The discovery was made by a team of doctors, laboratory researchers, and pharmaceutical company scientists. They used cells from people who were being treated with enasidenib to uncover why the drug sometimes stops working.
Targeting a Mutation Found in Several Different Cancer Types
Enasidenib is approved for people with AML that is driven by a mutation in a gene called IDH2. About 15% of people with AML have this mutation. IDH2 mutations and mutations in the related gene IDH1 are found in other types of leukemia as well as myelodysplastic syndromes, glioblastoma, and bile-duct cancer.
The proteins made from mutated IDH genes can drive cells to become cancerous. MSK President and CEO Craig Thompson conducted much of the fundamental research on IDH mutations and their relationship to cancer. He is one of the co-authors of the Nature paper.
Researchers had previously shown that only one of the two copies of the IDH2 gene needs to be mutated to drive cancer. The other one is usually normal. In the new paper, the investigators report that when cells developed resistance to enasidenib, the additional mutations that allowed the cells to resist the drug occurred on the normal copy of IDH2.
This stands in contrast to how resistance develops against most targeted cancer therapies.
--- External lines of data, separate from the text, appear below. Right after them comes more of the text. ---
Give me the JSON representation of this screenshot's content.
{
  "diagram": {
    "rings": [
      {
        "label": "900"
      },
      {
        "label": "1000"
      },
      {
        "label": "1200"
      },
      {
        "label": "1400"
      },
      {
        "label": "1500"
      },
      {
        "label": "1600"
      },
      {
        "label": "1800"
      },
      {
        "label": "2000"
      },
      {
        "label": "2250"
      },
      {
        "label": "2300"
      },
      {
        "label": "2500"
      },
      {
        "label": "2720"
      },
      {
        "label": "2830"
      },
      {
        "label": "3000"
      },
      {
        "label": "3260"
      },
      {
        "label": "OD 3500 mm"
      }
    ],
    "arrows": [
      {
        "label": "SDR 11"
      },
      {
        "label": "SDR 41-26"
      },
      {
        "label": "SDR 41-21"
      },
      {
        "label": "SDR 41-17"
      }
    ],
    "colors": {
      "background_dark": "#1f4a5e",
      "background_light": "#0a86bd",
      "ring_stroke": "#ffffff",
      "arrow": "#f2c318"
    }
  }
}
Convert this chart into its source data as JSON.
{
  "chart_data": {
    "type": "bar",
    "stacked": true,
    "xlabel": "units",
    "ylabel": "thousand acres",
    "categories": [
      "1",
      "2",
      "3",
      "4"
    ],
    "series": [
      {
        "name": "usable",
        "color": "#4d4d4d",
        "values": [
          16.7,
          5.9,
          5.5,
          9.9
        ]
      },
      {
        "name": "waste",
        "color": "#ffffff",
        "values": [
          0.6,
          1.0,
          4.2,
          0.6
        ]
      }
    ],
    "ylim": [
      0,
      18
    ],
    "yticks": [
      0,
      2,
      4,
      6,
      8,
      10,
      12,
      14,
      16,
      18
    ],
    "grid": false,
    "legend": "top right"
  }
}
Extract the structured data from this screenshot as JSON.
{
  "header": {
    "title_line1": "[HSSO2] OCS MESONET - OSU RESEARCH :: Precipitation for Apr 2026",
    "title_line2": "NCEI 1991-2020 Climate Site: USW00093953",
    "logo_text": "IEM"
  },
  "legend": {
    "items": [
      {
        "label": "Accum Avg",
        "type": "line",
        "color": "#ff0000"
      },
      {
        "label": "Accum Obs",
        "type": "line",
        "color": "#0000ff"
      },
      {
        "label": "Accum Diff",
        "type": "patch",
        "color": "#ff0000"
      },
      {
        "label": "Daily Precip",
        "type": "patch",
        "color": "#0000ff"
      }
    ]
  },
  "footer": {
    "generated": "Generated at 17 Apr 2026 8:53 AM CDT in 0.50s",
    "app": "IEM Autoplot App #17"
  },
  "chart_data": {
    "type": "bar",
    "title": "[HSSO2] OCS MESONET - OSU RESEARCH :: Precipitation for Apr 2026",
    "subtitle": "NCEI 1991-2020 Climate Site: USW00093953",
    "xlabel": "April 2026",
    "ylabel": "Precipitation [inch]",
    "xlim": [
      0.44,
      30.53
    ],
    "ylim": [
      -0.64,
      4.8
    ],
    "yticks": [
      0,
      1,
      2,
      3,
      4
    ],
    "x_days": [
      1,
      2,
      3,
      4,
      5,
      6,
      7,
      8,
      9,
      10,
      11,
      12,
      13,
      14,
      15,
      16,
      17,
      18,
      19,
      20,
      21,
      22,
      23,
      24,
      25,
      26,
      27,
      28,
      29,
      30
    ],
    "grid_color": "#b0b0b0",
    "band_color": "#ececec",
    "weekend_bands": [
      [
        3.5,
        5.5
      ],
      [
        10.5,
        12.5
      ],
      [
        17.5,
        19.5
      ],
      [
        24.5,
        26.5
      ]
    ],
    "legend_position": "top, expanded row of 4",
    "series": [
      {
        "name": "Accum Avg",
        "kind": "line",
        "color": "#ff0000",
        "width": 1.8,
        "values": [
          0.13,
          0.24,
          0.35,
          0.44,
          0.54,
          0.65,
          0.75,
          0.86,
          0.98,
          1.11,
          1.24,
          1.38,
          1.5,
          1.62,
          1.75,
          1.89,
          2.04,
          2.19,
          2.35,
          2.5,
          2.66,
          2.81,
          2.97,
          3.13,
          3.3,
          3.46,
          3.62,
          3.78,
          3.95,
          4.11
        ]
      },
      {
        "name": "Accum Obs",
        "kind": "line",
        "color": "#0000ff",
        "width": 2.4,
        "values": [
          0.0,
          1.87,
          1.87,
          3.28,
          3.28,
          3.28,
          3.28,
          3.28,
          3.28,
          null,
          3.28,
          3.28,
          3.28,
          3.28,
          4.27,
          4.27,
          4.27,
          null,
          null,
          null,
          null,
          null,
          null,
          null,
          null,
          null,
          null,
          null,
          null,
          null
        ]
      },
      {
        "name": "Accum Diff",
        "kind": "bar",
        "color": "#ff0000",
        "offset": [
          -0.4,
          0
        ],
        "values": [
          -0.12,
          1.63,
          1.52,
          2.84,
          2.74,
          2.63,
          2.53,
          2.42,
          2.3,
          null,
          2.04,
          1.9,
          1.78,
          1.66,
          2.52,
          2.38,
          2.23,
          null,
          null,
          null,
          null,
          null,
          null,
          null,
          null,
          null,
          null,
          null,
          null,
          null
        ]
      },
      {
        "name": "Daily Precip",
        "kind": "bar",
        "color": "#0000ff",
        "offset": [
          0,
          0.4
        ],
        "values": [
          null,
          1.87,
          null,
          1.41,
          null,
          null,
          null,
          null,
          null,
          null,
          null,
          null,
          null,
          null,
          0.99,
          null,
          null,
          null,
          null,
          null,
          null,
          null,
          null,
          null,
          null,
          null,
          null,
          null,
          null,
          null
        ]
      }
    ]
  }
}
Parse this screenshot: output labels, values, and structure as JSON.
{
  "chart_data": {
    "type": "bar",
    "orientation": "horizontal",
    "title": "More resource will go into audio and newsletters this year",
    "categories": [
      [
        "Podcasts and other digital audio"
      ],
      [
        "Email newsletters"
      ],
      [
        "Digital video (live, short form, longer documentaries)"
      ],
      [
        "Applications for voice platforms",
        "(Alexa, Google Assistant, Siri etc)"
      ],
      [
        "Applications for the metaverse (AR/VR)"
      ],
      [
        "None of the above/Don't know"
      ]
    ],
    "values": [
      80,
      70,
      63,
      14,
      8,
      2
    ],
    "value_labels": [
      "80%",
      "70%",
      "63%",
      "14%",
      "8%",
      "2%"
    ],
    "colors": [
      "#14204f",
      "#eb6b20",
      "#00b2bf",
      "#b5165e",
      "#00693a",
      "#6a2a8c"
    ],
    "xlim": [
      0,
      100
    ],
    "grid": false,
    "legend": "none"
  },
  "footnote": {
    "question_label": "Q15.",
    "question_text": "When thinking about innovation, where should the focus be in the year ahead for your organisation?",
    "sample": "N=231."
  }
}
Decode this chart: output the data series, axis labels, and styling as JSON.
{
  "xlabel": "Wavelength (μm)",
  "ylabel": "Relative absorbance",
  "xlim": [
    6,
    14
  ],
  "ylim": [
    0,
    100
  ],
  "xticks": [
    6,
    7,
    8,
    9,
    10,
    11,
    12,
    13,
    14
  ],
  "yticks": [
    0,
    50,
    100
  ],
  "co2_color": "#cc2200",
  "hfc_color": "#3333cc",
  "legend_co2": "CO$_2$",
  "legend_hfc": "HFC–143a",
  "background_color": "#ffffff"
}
In those cases, an already mutated gene develops an additional mutation that allows the cancer cell to fend off the drug’s effects. “The finding about IDH2 suggests that genetic resistance is more complicated than we thought,” says Dr. Levine, who is a member of MSK’s Human Oncology and Pathogenesis Program (HOPP).
Just two patients were in the study, but the investigators learned a great deal. Experiments with laboratory models allowed them to study how the mutations work. The findings suggest that some people may develop resistance to IDH inhibitors due to a mutation on the same copy of the gene that carries the cancer-causing mutation.
Dr. Levine says that this prediction was confirmed when the researchers identified a third patient being treated with a similar drug that targets a mutation in IDH1. The IDH inhibitor stopped working in this person when a resistance mutation appeared on the copy of the IDH1 gene with the cancer-causing mutation. This suggests that the process may be universal to all IDH-blocking drugs. “It’s a small number of people, but we’re quite confident that we’ll see this same mechanism in others moving forward,” he adds.
Targeting IDH mutations is a growing area of cancer drug development. Earlier this month, Dr. Stein was a co-first author of a paper published in the New England Journal of Medicine that looked at another drug that targets the IDH1 mutation in people with AML. The multicenter phase I trial reported data on 125 people whose cancer had stopped responding to other treatments. The researchers found that of those treated with the drug, ivosidenib, almost 42% responded. Nearly 22% had a complete remission, meaning that their cancer was no longer detectable. The overall survival was longer than what would be expected in people with this stage of AML and severe side effects were rare. The researchers plan to continue studying the drug in larger, placebo-controlled trials.
A New Biomarker for Drug Resistance
After the people in the study developed resistance, their tumors started growing again. Doctors were able to switch them to other drugs that worked in a different way, however, so they were not affected by the additional mutation. There are a number of other treatment options for people with AML. These include both FDA-approved therapies and experimental drugs being tested in clinical trials. Many people with AML ultimately receive stem cell or bone marrow transplants, which offer the opportunity for a cure. However, many people are not able to undergo transplants, which makes developing new drugs an important focus.
“Now that we know resistance to enasidenib can develop, we can start to monitor people for it by conducting blood tests,” says first author Andrew Intlekofer, who is also a physician-scientist in HOPP. “Over the course of therapy, we can use the protein as a biomarker for the formation of resistance. Then we’ll know we need to offer a different treatment.”
Far-Reaching Implications for Other Cancers
Understanding how resistance to enasidenib develops could lead to the development of additional drugs. Although, Dr. Intlekofer adds, more research is needed before new drugs can be identified. He also notes that the new discoveries about enasidenib could apply to other drugs that work in a similar way. Treatment of other cancers that are characterized by IDH1 and IDH2 mutations could be affected as well.
Dr. Levine highlights the importance of collaboration when conducting this kind of research. Working closely with scientists from Agios, the company that makes enasidenib, was of particular importance, he says. “To do this kind of work, it requires a great team. Everyone who worked on this study made important contributions. This work was one of the most satisfying research experiences I’ve ever had.”